Infine, vorrei sottolineare l'amore dei popoli slavi per il Pontefice polacco. Nel
1990 fui inviato in Cecoslovacchia, che due anni dopo si divise pacificamente
in due Stati, la Repubblica Ceca e la Slovacchia. Questo è stato il regalo più
grande che mi abbia fatto Giovanni Paolo II, dopo quello di avermi ordinato
vescovo. Ricordo che, ancora la vigilia della mia partenza per Praga, lo vidi
all'eliporto vaticano, di ritorno da una visita in una diocesi italiana, e gli dissi:
"Padre Santo, domani parto, e finalmente vedrò anch'io, in Slovacchia, i "suoi"
monti Tatra". Ma lui, sorridendo bonariamente, mi disse. "Oh! I Tatry sono
molto più belli dal versante polacco che non da quello slovacco!".
L'esperienza come nunzio apostolico è stata la più intensa che io abbia fatto.
In quegli anni, potei toccare con mano quanto il Papa fosse amato dal popolo
ceco e slovacco, a cominciare dalle autorità.

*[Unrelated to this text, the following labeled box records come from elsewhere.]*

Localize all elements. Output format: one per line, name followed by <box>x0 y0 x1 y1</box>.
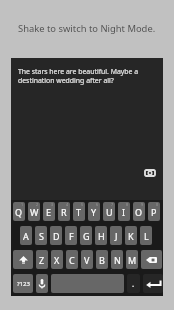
staticText: X <box>54 254 60 266</box>
button[interactable]: T <box>73 202 85 221</box>
button[interactable]: Camera <box>142 166 158 180</box>
button[interactable]: Backspace <box>141 250 162 269</box>
button[interactable]: P <box>148 202 160 221</box>
button[interactable]: . <box>127 274 140 293</box>
button[interactable]: Z <box>36 250 48 269</box>
staticText: S <box>39 230 44 242</box>
staticText: D <box>53 230 60 242</box>
button[interactable]: B <box>96 250 108 269</box>
button[interactable]: K <box>125 226 137 245</box>
staticText: O <box>135 206 143 218</box>
staticText: Shake to switch to Night Mode. <box>18 22 156 35</box>
button[interactable]: R <box>58 202 70 221</box>
staticText: Q <box>15 206 23 218</box>
button[interactable]: Y <box>88 202 100 221</box>
staticText: 3 <box>51 202 54 207</box>
staticText: G <box>83 230 90 242</box>
staticText: 1 <box>21 202 24 207</box>
staticText: P <box>151 206 157 218</box>
staticText: ?123 <box>17 280 30 288</box>
button[interactable]: O <box>133 202 145 221</box>
button[interactable]: I <box>118 202 130 221</box>
button[interactable]: Shift <box>13 250 33 269</box>
button[interactable]: D <box>50 226 62 245</box>
staticText: . <box>132 278 135 289</box>
staticText: E <box>46 206 52 218</box>
staticText: Y <box>91 206 97 218</box>
button[interactable]: J <box>110 226 122 245</box>
staticText: K <box>128 230 134 242</box>
staticText: J <box>115 230 118 242</box>
staticText: 7 <box>111 202 114 207</box>
button[interactable]: Voice input <box>36 274 48 293</box>
staticText: 0 <box>156 202 159 207</box>
staticText: The stars here are beautiful. Maybe a de… <box>18 67 139 85</box>
staticText: 2 <box>36 202 39 207</box>
button[interactable]: S <box>35 226 47 245</box>
button[interactable]: E <box>43 202 55 221</box>
button[interactable]: N <box>111 250 123 269</box>
staticText: B <box>99 254 105 266</box>
staticText: U <box>106 206 113 218</box>
button[interactable]: H <box>95 226 107 245</box>
staticText: W <box>30 206 39 218</box>
staticText: 4 <box>66 202 69 207</box>
staticText: I <box>122 206 126 218</box>
button[interactable]: F <box>65 226 77 245</box>
staticText: 9 <box>141 202 144 207</box>
button[interactable]: U <box>103 202 115 221</box>
button[interactable]: W <box>28 202 40 221</box>
staticText: T <box>76 206 82 218</box>
button[interactable]: X <box>51 250 63 269</box>
button[interactable]: M <box>126 250 138 269</box>
button[interactable]: ?123 <box>13 274 33 293</box>
staticText: C <box>69 254 75 266</box>
staticText: L <box>144 230 149 242</box>
button[interactable]: Enter <box>143 274 163 293</box>
staticText: Z <box>39 254 45 266</box>
staticText: R <box>61 206 67 218</box>
staticText: V <box>84 254 90 266</box>
staticText: F <box>69 230 74 242</box>
button[interactable]: A <box>20 226 32 245</box>
button[interactable]: C <box>66 250 78 269</box>
staticText: 8 <box>126 202 129 207</box>
button[interactable]: V <box>81 250 93 269</box>
staticText: H <box>98 230 105 242</box>
staticText: A <box>23 230 29 242</box>
staticText: N <box>114 254 121 266</box>
staticText: 5 <box>81 202 84 207</box>
button[interactable]: Q <box>13 202 25 221</box>
staticText: M <box>128 254 137 266</box>
button[interactable]: G <box>80 226 92 245</box>
button[interactable]: L <box>140 226 152 245</box>
staticText: 6 <box>96 202 99 207</box>
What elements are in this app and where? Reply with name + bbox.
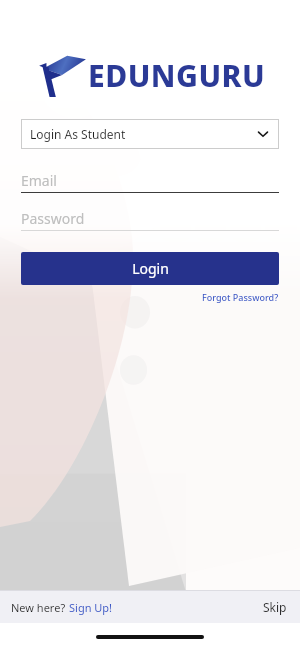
staticText: Email: [21, 171, 57, 190]
staticText: EDUNGURU: [88, 55, 266, 96]
other: Home indicator: [96, 635, 204, 639]
staticText: Forgot Password?: [202, 291, 279, 303]
staticText: Sign Up!: [69, 600, 113, 615]
button[interactable]: Forgot Password?: [202, 291, 279, 303]
button[interactable]: Skip: [261, 599, 289, 615]
button[interactable]: Login As Student: [21, 119, 279, 149]
button[interactable]: Email: [21, 169, 279, 193]
staticText: Skip: [263, 599, 287, 615]
staticText: New here?: [11, 600, 69, 615]
staticText: Login: [132, 259, 169, 278]
button[interactable]: New here?: [11, 600, 113, 615]
button[interactable]: Login: [21, 252, 279, 285]
staticText: Login As Student: [30, 126, 256, 142]
button[interactable]: Password: [21, 207, 279, 231]
staticText: Password: [21, 209, 85, 228]
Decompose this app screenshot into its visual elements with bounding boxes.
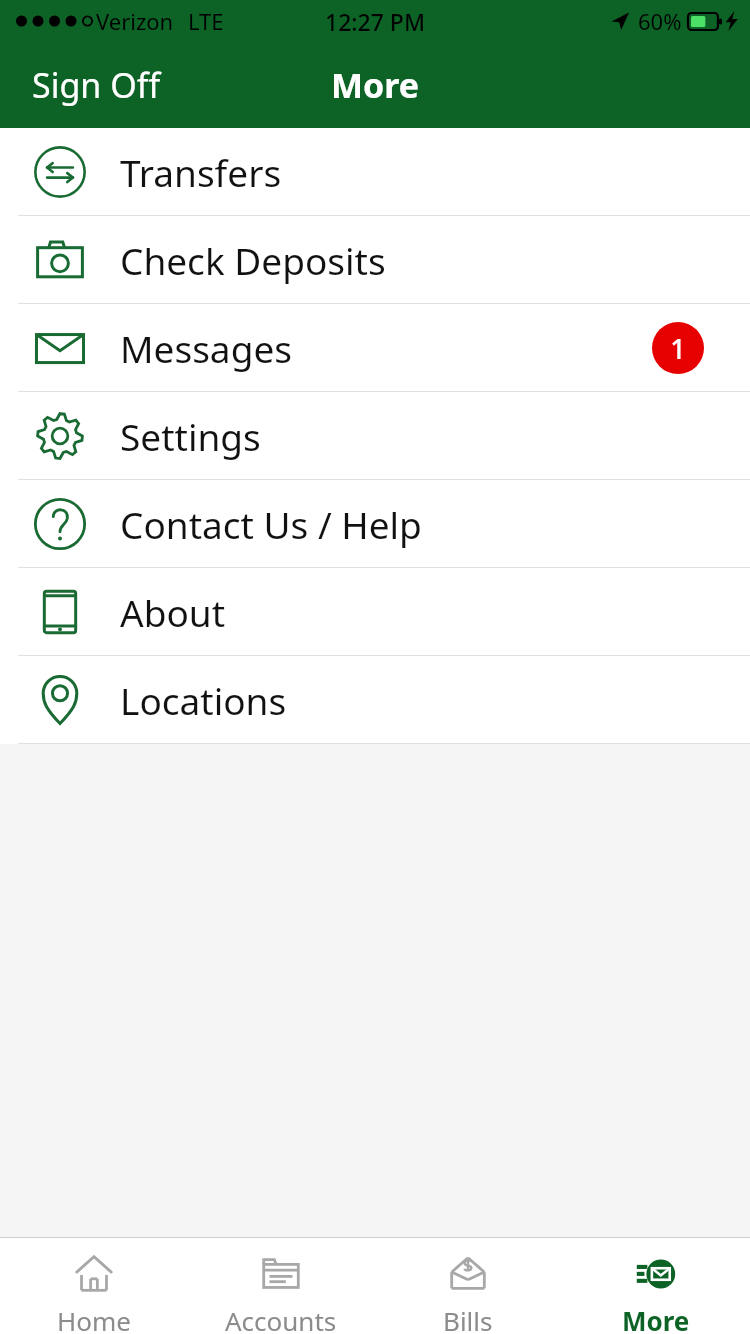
button[interactable]: Check Deposits <box>0 216 750 303</box>
staticText: 1 <box>670 330 686 367</box>
button[interactable]: More <box>562 1238 750 1334</box>
staticText: Verizon <box>96 6 174 36</box>
staticText: More <box>331 62 420 108</box>
button[interactable]: Settings <box>0 392 750 479</box>
button[interactable]: Contact Us / Help <box>0 480 750 567</box>
staticText: About <box>120 587 226 637</box>
staticText: Contact Us / Help <box>120 499 422 549</box>
button[interactable]: Home <box>0 1238 187 1334</box>
button[interactable]: Bills <box>374 1238 562 1334</box>
button[interactable]: Locations <box>0 656 750 743</box>
staticText: More <box>622 1303 690 1334</box>
staticText: Accounts <box>225 1303 337 1334</box>
staticText: Locations <box>120 675 287 725</box>
staticText: Messages <box>120 323 292 373</box>
staticText: Home <box>57 1303 131 1334</box>
staticText: Bills <box>443 1303 493 1334</box>
button[interactable]: Messages <box>0 304 750 391</box>
staticText: Transfers <box>120 147 282 197</box>
button[interactable]: About <box>0 568 750 655</box>
staticText: 60% <box>638 6 682 36</box>
button[interactable]: Sign Off <box>0 48 193 122</box>
staticText: Check Deposits <box>120 235 386 285</box>
staticText: 12:27 PM <box>325 6 426 37</box>
staticText: Sign Off <box>32 62 161 108</box>
staticText: LTE <box>188 6 224 36</box>
button[interactable]: Accounts <box>187 1238 374 1334</box>
staticText: Settings <box>120 411 261 461</box>
button[interactable]: Transfers <box>0 128 750 215</box>
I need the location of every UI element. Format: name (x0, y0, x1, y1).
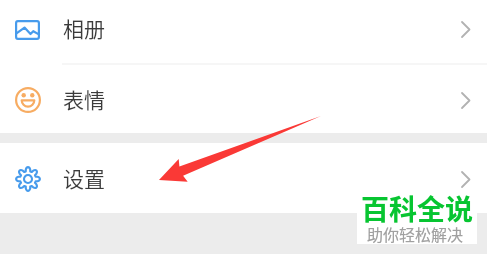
staticText: 表情 (63, 84, 105, 114)
staticText: 百科全说 (361, 188, 474, 229)
button[interactable]: Album (0, 0, 487, 63)
staticText: 助你轻松解决 (367, 222, 464, 245)
other: Settings (15, 166, 41, 192)
staticText: 设置 (63, 163, 105, 193)
other: Album (15, 20, 40, 40)
button[interactable]: Settings (0, 143, 487, 213)
staticText: 相册 (63, 13, 105, 43)
other: Stickers (15, 87, 41, 113)
button[interactable]: Stickers (0, 65, 487, 133)
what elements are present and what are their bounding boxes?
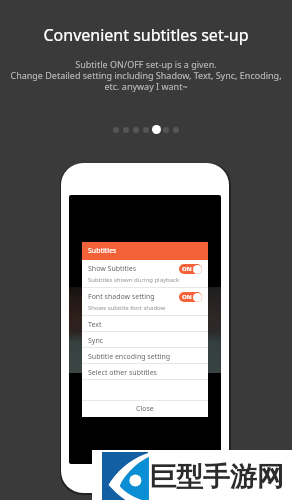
button[interactable]: Page 4 <box>141 124 151 135</box>
button[interactable]: Text <box>82 316 208 332</box>
button[interactable]: Page 6 <box>161 124 171 135</box>
staticText: Subtitles <box>88 246 117 256</box>
staticText: Close <box>136 404 154 414</box>
button[interactable]: Page 2 <box>121 124 131 135</box>
button[interactable]: Page 3 <box>131 124 141 135</box>
staticText: 巨型手游网 <box>149 460 284 494</box>
staticText: Font shadow setting <box>88 292 155 302</box>
staticText: Shows subtitle font shadow <box>88 304 166 312</box>
button[interactable]: Show Subtitles <box>82 260 208 288</box>
staticText: Subtitle encoding setting <box>88 352 171 362</box>
button[interactable]: Subtitle encoding setting <box>82 348 208 364</box>
staticText: Show Subtitles <box>88 264 137 274</box>
button[interactable]: Page 7 <box>171 124 181 135</box>
button[interactable]: Select other subtitles <box>82 364 208 380</box>
staticText: Select other subtitles <box>88 368 157 378</box>
staticText: Subtitle ON/OFF set-up is a given. Chang… <box>10 58 282 92</box>
button[interactable]: Close <box>82 401 208 417</box>
button[interactable]: Font shadow setting <box>82 288 208 316</box>
staticText: Text <box>88 320 102 330</box>
staticText: ON <box>182 265 192 273</box>
staticText: ON <box>182 293 192 301</box>
staticText: Subtitles shown during playback <box>88 276 180 284</box>
button[interactable]: Page 5 <box>151 124 161 135</box>
button[interactable]: Page 1 <box>111 124 121 135</box>
staticText: Convenient subtitles set-up <box>43 24 249 46</box>
button[interactable]: Sync <box>82 332 208 348</box>
staticText: Sync <box>88 336 104 346</box>
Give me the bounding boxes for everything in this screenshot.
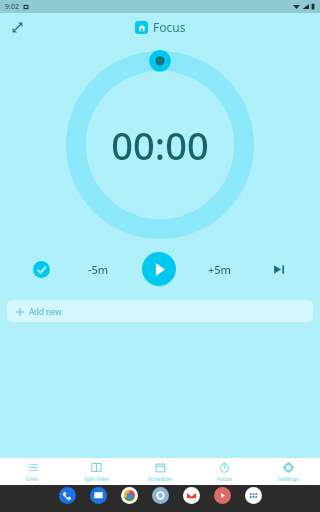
button[interactable]: Settings xyxy=(152,487,169,504)
button[interactable]: Add new xyxy=(7,300,313,322)
button[interactable]: All apps xyxy=(245,487,262,504)
button[interactable]: Play xyxy=(142,252,176,286)
button[interactable]: -5m xyxy=(80,256,117,283)
button[interactable]: Settings xyxy=(256,458,320,485)
staticText: Split View xyxy=(84,475,109,482)
staticText: 00:00 xyxy=(111,119,209,171)
staticText: Schedule xyxy=(148,475,172,482)
staticText: Settings xyxy=(278,475,299,482)
staticText: Focus xyxy=(217,475,232,482)
staticText: -5m xyxy=(88,262,109,277)
button[interactable]: Phone xyxy=(59,487,76,504)
button[interactable]: Messages xyxy=(90,487,107,504)
button[interactable]: Expand xyxy=(6,16,28,38)
button[interactable]: Chrome xyxy=(121,487,138,504)
button[interactable]: Focus xyxy=(135,19,186,35)
staticText: +5m xyxy=(208,262,232,277)
staticText: Focus xyxy=(153,19,186,35)
button[interactable]: YouTube xyxy=(214,487,231,504)
button[interactable]: Split View xyxy=(64,458,128,485)
button[interactable]: +5m xyxy=(200,256,240,283)
staticText: Lists xyxy=(26,475,38,482)
button[interactable]: Focus xyxy=(192,458,256,485)
button[interactable]: Mark done xyxy=(26,254,56,284)
staticText: Add new xyxy=(29,306,62,317)
staticText: 9:02 xyxy=(5,2,19,12)
button[interactable]: Skip next xyxy=(264,254,294,284)
button[interactable]: Gmail xyxy=(183,487,200,504)
button[interactable]: Lists xyxy=(0,458,64,485)
button[interactable]: Schedule xyxy=(128,458,192,485)
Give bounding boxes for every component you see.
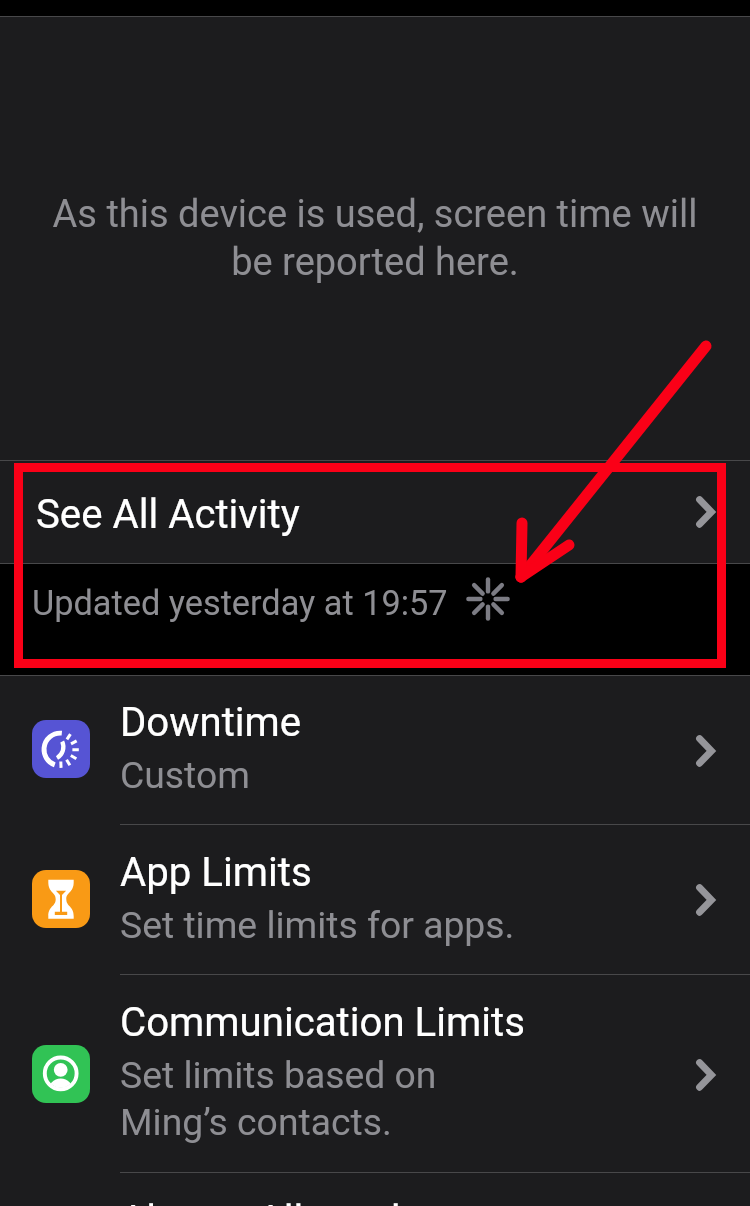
staticText: Set limits based on	[120, 1053, 437, 1097]
button[interactable]: Always Allowed	[0, 1173, 750, 1206]
other: Open	[696, 884, 716, 916]
staticText: Downtime	[120, 699, 302, 746]
button[interactable]: Communication Limits	[0, 975, 750, 1173]
other: Open	[696, 735, 716, 767]
button[interactable]: Downtime	[0, 676, 750, 825]
other: Open	[696, 496, 716, 528]
button[interactable]: See All Activity	[0, 461, 750, 563]
staticText: Ming’s contacts.	[120, 1100, 392, 1144]
button[interactable]: App Limits	[0, 825, 750, 974]
staticText: be reported here.	[0, 240, 750, 285]
staticText: App Limits	[120, 849, 312, 896]
staticText: See All Activity	[36, 491, 300, 538]
staticText: Communication Limits	[120, 999, 525, 1046]
staticText: Custom	[120, 753, 250, 797]
staticText: As this device is used, screen time will	[0, 192, 750, 237]
staticText: Always Allowed	[120, 1197, 401, 1206]
other: Open	[696, 1059, 716, 1091]
staticText: Set time limits for apps.	[120, 903, 515, 947]
staticText: Updated yesterday at 19:57	[32, 583, 448, 623]
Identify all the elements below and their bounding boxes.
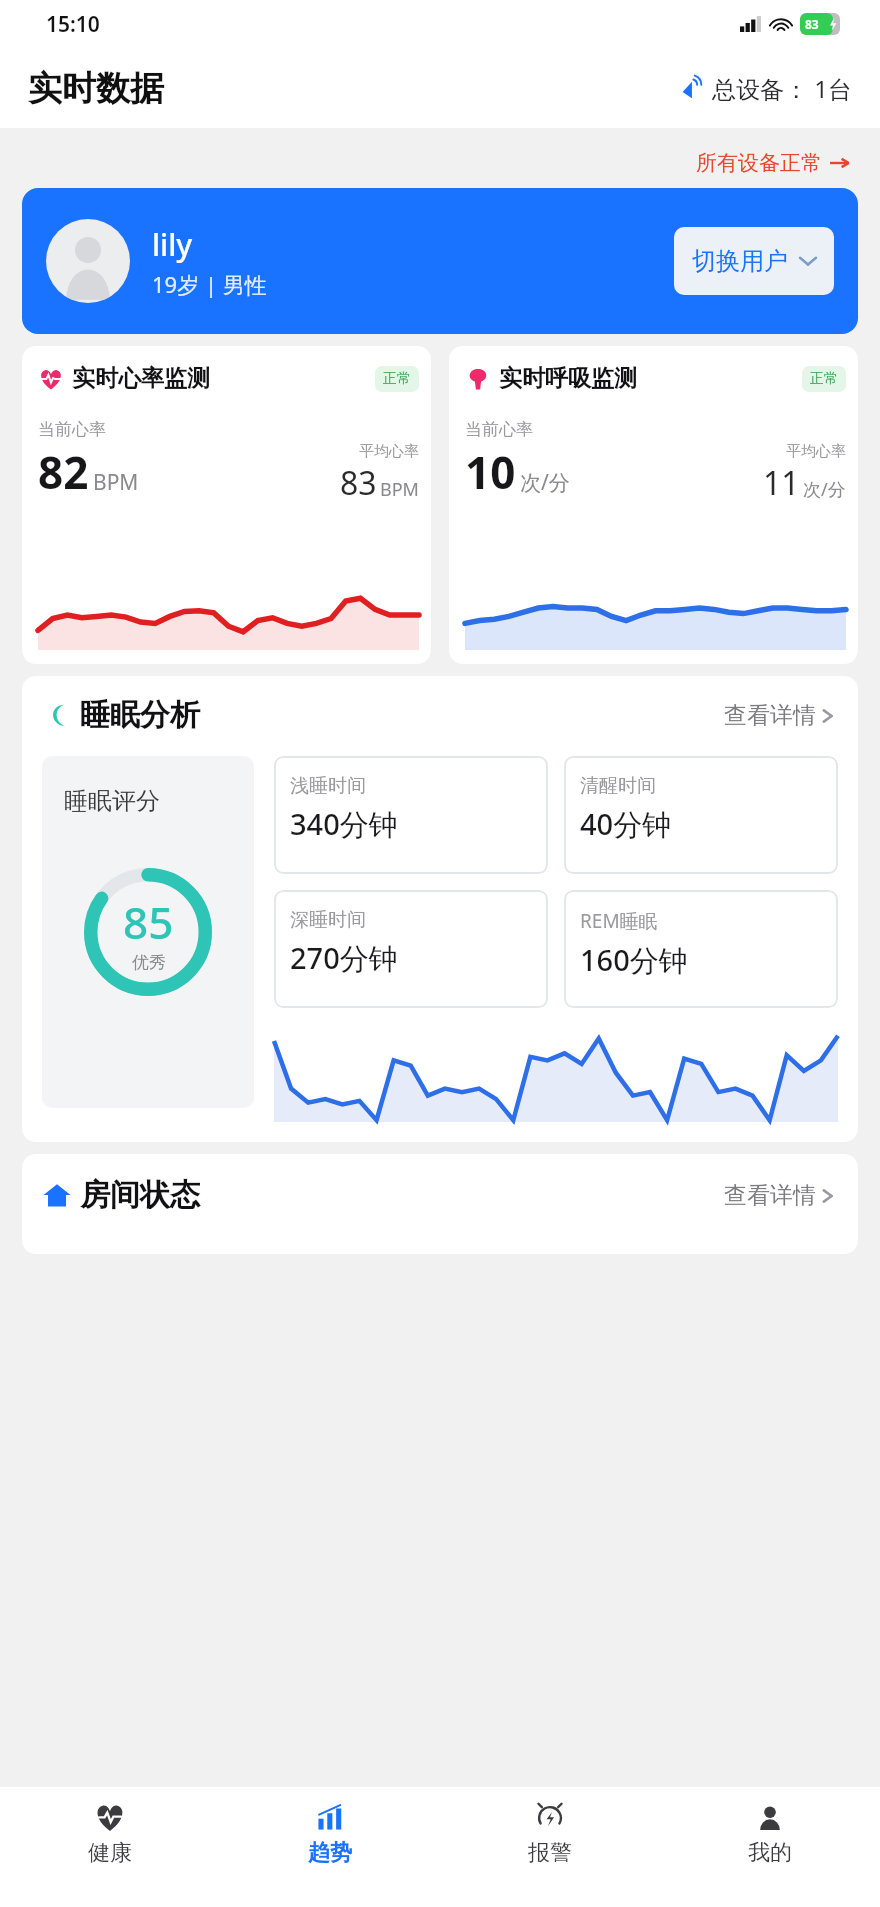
staticText: 所有设备正常 bbox=[696, 150, 822, 176]
button[interactable]: 健康 bbox=[0, 1787, 220, 1907]
staticText: BPM bbox=[93, 468, 139, 497]
staticText: 次/分 bbox=[803, 477, 846, 502]
button[interactable]: 深睡时间 bbox=[274, 890, 548, 1008]
staticText: 82 bbox=[38, 442, 89, 502]
staticText: BPM bbox=[380, 477, 419, 502]
staticText: 340分钟 bbox=[290, 804, 398, 844]
button[interactable]: 总设备： 1台 bbox=[680, 72, 852, 105]
button[interactable]: 实时心率监测 bbox=[22, 346, 431, 664]
staticText: 85 bbox=[123, 892, 174, 952]
staticText: 10 bbox=[465, 442, 516, 502]
staticText: 深睡时间 bbox=[290, 908, 366, 932]
staticText: 浅睡时间 bbox=[290, 774, 366, 798]
button[interactable]: 报警 bbox=[440, 1787, 660, 1907]
staticText: 当前心率 bbox=[38, 419, 106, 440]
staticText: 83 bbox=[805, 16, 819, 32]
staticText: 19岁 | 男性 bbox=[152, 269, 267, 299]
staticText: 11 bbox=[763, 461, 800, 505]
button[interactable]: 切换用户 bbox=[674, 227, 834, 295]
button[interactable]: lily bbox=[22, 188, 858, 334]
button[interactable]: 清醒时间 bbox=[564, 756, 838, 874]
staticText: 睡眠评分 bbox=[64, 786, 160, 816]
button[interactable]: 查看详情 bbox=[720, 697, 838, 734]
staticText: 平均心率 bbox=[786, 442, 846, 461]
staticText: 270分钟 bbox=[290, 938, 398, 978]
staticText: 正常 bbox=[810, 370, 838, 388]
staticText: 平均心率 bbox=[359, 442, 419, 461]
staticText: 实时呼吸监测 bbox=[499, 364, 637, 393]
button[interactable]: REM睡眠 bbox=[564, 890, 838, 1008]
staticText: 实时数据 bbox=[28, 67, 164, 110]
staticText: 房间状态 bbox=[80, 1176, 200, 1214]
staticText: 切换用户 bbox=[692, 246, 788, 276]
button[interactable]: 实时呼吸监测 bbox=[449, 346, 858, 664]
staticText: lily bbox=[152, 224, 193, 265]
button[interactable]: 趋势 bbox=[220, 1787, 440, 1907]
staticText: 次/分 bbox=[520, 468, 570, 497]
staticText: 我的 bbox=[748, 1839, 792, 1867]
staticText: 160分钟 bbox=[580, 940, 688, 980]
staticText: 趋势 bbox=[308, 1839, 352, 1867]
staticText: 报警 bbox=[528, 1839, 572, 1867]
staticText: 清醒时间 bbox=[580, 774, 656, 798]
staticText: 40分钟 bbox=[580, 804, 672, 844]
button[interactable]: 所有设备正常 bbox=[692, 146, 854, 180]
staticText: 查看详情 bbox=[724, 701, 816, 730]
staticText: 优秀 bbox=[132, 952, 166, 973]
button[interactable]: 查看详情 bbox=[720, 1177, 838, 1214]
staticText: 睡眠分析 bbox=[80, 696, 200, 734]
staticText: 15:10 bbox=[46, 10, 100, 39]
staticText: 查看详情 bbox=[724, 1181, 816, 1210]
staticText: 总设备： 1台 bbox=[712, 72, 852, 105]
staticText: 当前心率 bbox=[465, 419, 533, 440]
staticText: REM睡眠 bbox=[580, 908, 658, 934]
button[interactable]: 浅睡时间 bbox=[274, 756, 548, 874]
staticText: 健康 bbox=[88, 1839, 132, 1867]
staticText: 83 bbox=[340, 461, 377, 505]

Il presidente Havel mi disse due
volte che Giovanni Paolo II aveva svolto un ruolo fondamentale nella caduta
del comunismo: "Certamente - sosteneva - ci furono anche altre cause per la
vittoria della libertà sul comunismo, ma, senza di lui, il risultato non sarebbe
stato così subitaneo e inatteso". Altre volte mi sottolineò che i suoi colloqui
col Papa erano sempre molto informali e cordiali: "Lui parla in polacco, io in
ceco - diceva - e ci intendiamo molto bene".
Ciò che gli attirava le simpatie di tutti era il fatto che fosse il primo Papa
slavo della storia. La gente, che per quarant'anni era stata frastornata dalla
propaganda ateistica, cominciava a capire che cos'era la Chiesa, quale mistero
di comunione e di fratellanza portasse agli uomini insieme con la fede in Dio e
l'amore di Cristo, negati per così lungo tempo. Anche per questo, Giovanni
Paolo II è stato un grande dono di Dio alla Chiesa e all'umanità.